- Education: Indiana University Bloomington (BA) The New School for Social Research (MFA)
- Occupation: Playwright
- Writing career
- Notable awards: Alpert Award in the Arts (2019)

= Lloyd Suh =

American playwright

Lloyd Suh is an American playwright and the recipient of the 2019 Herb Alpert Award in the Arts in theatre.

==Life==
Suh is a second-generation Korean-American. He was born around 1975 and is originally from Indianapolis, Indiana. He graduated from Indiana University Bloomington.

==Career==
His plays have been performed in the United States with Ma-Yi, the Play Company, Ensemble Studio Theatre, La Mama ETC, Magic Theatre and the Denver Center Theatre Company. They have been performed internationally at the Cultural Center of the Philippines in Manila and with the PCPA in Seoul, Korea.
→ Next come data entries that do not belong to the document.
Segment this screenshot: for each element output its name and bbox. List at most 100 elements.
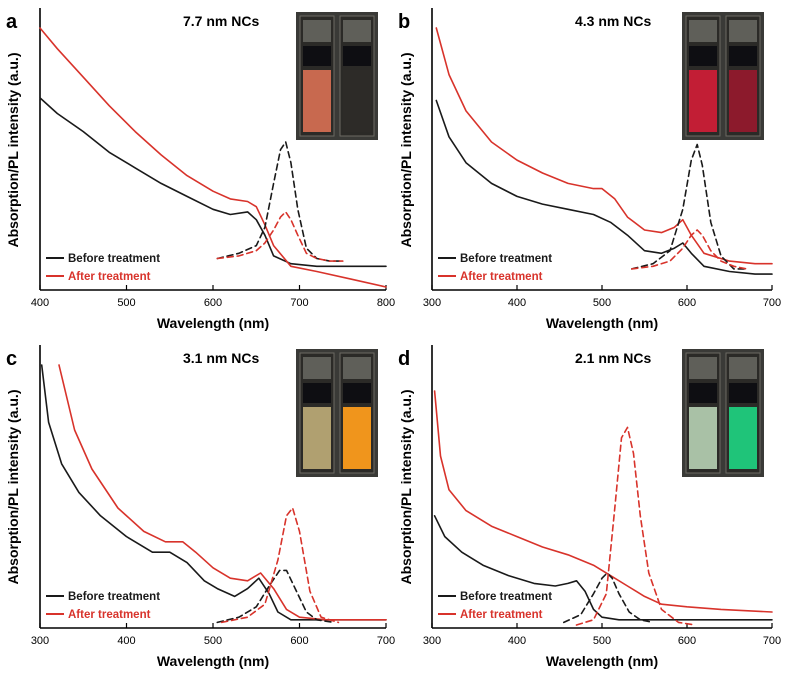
x-tick-label: 500 <box>593 635 611 647</box>
pl-curve-after <box>220 507 340 624</box>
x-tick-label: 600 <box>290 635 308 647</box>
y-axis-label: Absorption/PL intensity (a.u.) <box>398 53 414 248</box>
vial-meniscus <box>729 383 757 403</box>
vial-meniscus <box>689 383 717 403</box>
legend-label: Before treatment <box>460 591 552 603</box>
vial <box>299 15 335 137</box>
x-axis-label: Wavelength (nm) <box>157 653 269 669</box>
legend: Before treatment After treatment <box>46 591 160 621</box>
panel-letter: b <box>398 11 410 33</box>
x-tick-label: 300 <box>31 635 49 647</box>
vial-cap <box>689 357 717 379</box>
absorption-curve-after <box>435 27 773 265</box>
vial-photo-inset <box>682 349 764 477</box>
absorption-curve-before <box>435 99 773 275</box>
vial-meniscus <box>343 383 371 403</box>
vial-meniscus <box>689 46 717 66</box>
x-axis-label: Wavelength (nm) <box>157 315 269 331</box>
pl-curve-after <box>575 426 697 626</box>
legend: Before treatment After treatment <box>46 253 160 283</box>
vial-solution <box>343 407 371 469</box>
x-tick-label: 400 <box>117 635 135 647</box>
vial-solution <box>689 70 717 132</box>
vial-solution <box>729 70 757 132</box>
vial-meniscus <box>303 383 331 403</box>
vial-photo-inset <box>296 349 378 477</box>
y-axis-label: Absorption/PL intensity (a.u.) <box>398 390 414 585</box>
vial-solution <box>303 407 331 469</box>
vial-cap <box>303 20 331 42</box>
vial <box>339 15 375 137</box>
x-tick-label: 300 <box>423 635 441 647</box>
legend: Before treatment After treatment <box>438 253 552 283</box>
x-tick-label: 700 <box>377 635 395 647</box>
vial <box>685 352 721 474</box>
panel-a: 400 500 600 700 800 Wavelength (nm) Absorption… <box>5 8 395 331</box>
panel-title: 2.1 nm NCs <box>575 350 651 366</box>
pl-curve-after <box>216 211 344 262</box>
x-tick-label: 300 <box>423 297 441 309</box>
x-axis-label: Wavelength (nm) <box>546 653 658 669</box>
panel-letter: d <box>398 348 410 370</box>
vial-meniscus <box>303 46 331 66</box>
pl-curve-before <box>216 569 335 624</box>
vial-cap <box>343 357 371 379</box>
y-axis-label: Absorption/PL intensity (a.u.) <box>5 53 21 248</box>
x-tick-label: 700 <box>763 635 781 647</box>
legend-label: After treatment <box>460 609 543 621</box>
x-tick-label: 800 <box>377 297 395 309</box>
vial-solution <box>343 70 371 132</box>
vial-cap <box>689 20 717 42</box>
vial-cap <box>729 20 757 42</box>
panel-title: 4.3 nm NCs <box>575 13 651 29</box>
legend-label: After treatment <box>460 271 543 283</box>
legend: Before treatment After treatment <box>438 591 552 621</box>
x-tick-label: 700 <box>290 297 308 309</box>
x-tick-label: 400 <box>31 297 49 309</box>
vial-cap <box>343 20 371 42</box>
panel-b: 300 400 500 600 700 Wavelength (nm) Absorption… <box>398 8 781 331</box>
vial <box>299 352 335 474</box>
x-tick-label: 400 <box>508 297 526 309</box>
vial-cap <box>303 357 331 379</box>
pl-curve-after <box>631 229 748 270</box>
panel-title: 3.1 nm NCs <box>183 350 259 366</box>
x-tick-label: 600 <box>678 297 696 309</box>
x-tick-label: 600 <box>204 297 222 309</box>
panel-letter: a <box>6 11 18 33</box>
absorption-curve-before <box>433 515 773 621</box>
absorption-curve-before <box>39 97 387 268</box>
legend-label: Before treatment <box>460 253 552 265</box>
vial-meniscus <box>729 46 757 66</box>
absorption-curve-before <box>40 364 387 621</box>
x-tick-label: 400 <box>508 635 526 647</box>
vial <box>685 15 721 137</box>
vial-solution <box>729 407 757 469</box>
legend-label: After treatment <box>68 609 151 621</box>
panel-letter: c <box>6 348 17 370</box>
legend-label: Before treatment <box>68 591 160 603</box>
panel-d: 300 400 500 600 700 Wavelength (nm) Absorption… <box>398 345 781 669</box>
pl-curve-before <box>631 143 748 270</box>
x-tick-label: 600 <box>678 635 696 647</box>
x-tick-label: 500 <box>204 635 222 647</box>
legend-label: After treatment <box>68 271 151 283</box>
vial <box>339 352 375 474</box>
vial <box>725 15 761 137</box>
legend-label: Before treatment <box>68 253 160 265</box>
x-tick-label: 700 <box>763 297 781 309</box>
vial-photo-inset <box>682 12 764 140</box>
absorption-curve-after <box>58 364 387 621</box>
y-axis-label: Absorption/PL intensity (a.u.) <box>5 390 21 585</box>
pl-curve-before <box>563 572 654 624</box>
x-axis-label: Wavelength (nm) <box>546 315 658 331</box>
x-tick-label: 500 <box>117 297 135 309</box>
vial-cap <box>729 357 757 379</box>
vial-photo-inset <box>296 12 378 140</box>
vial-solution <box>303 70 331 132</box>
absorption-curve-after <box>39 27 387 288</box>
panel-c: 300 400 500 600 700 Wavelength (nm) Absorption… <box>5 345 395 669</box>
vial-meniscus <box>343 46 371 66</box>
panel-title: 7.7 nm NCs <box>183 13 259 29</box>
Starting in 2015, he has been a member of the Dramatists Guild Council. He joined The Lark as the Director of Artistic Programs in 2011. From 2005 to 2010 he was the Artistic Director of Second Generation and Co-Director of the Ma-Yi Writers Lab.

Suh was on the National Steering Committee for the creation of the first National Asian American Theatre Conference and the first National Asian American Theatre Festival.

He is an alum of EST's Youngblood and the Soho Rep Writer Director Lab. He received his BA from Indiana University Bloomington in 1998 and his Master of Fine Arts from the New School for Social Research.

==Works==
His plays include: The Chinese Lady, The Far Country, Charles Francis Chan Jr's Exotic Oriental Murder Mystery, Franklinland, The Wong Kids in the Secret of the Space Chupacabra Go!, American Hwangap, Jesus in India, Great Wall Story and The Heart Sellers.

==Awards==
In 2016, Suh received the Helen Merrill Award and in 2019 he was the recipient of the Herb Alpert Award in the Arts. He was named one of the "50 to Watch" by the Dramatists Guild. In 2020 he was awarded a John Simon Guggenheim Memorial Foundation Fellow Award.

His play The Chinese Lady was nominated for the 2022 Drama Desk Award for Outstanding Play. Suh was a finalist for the 2023 Pulitzer Prize for Drama for his play The Far Country.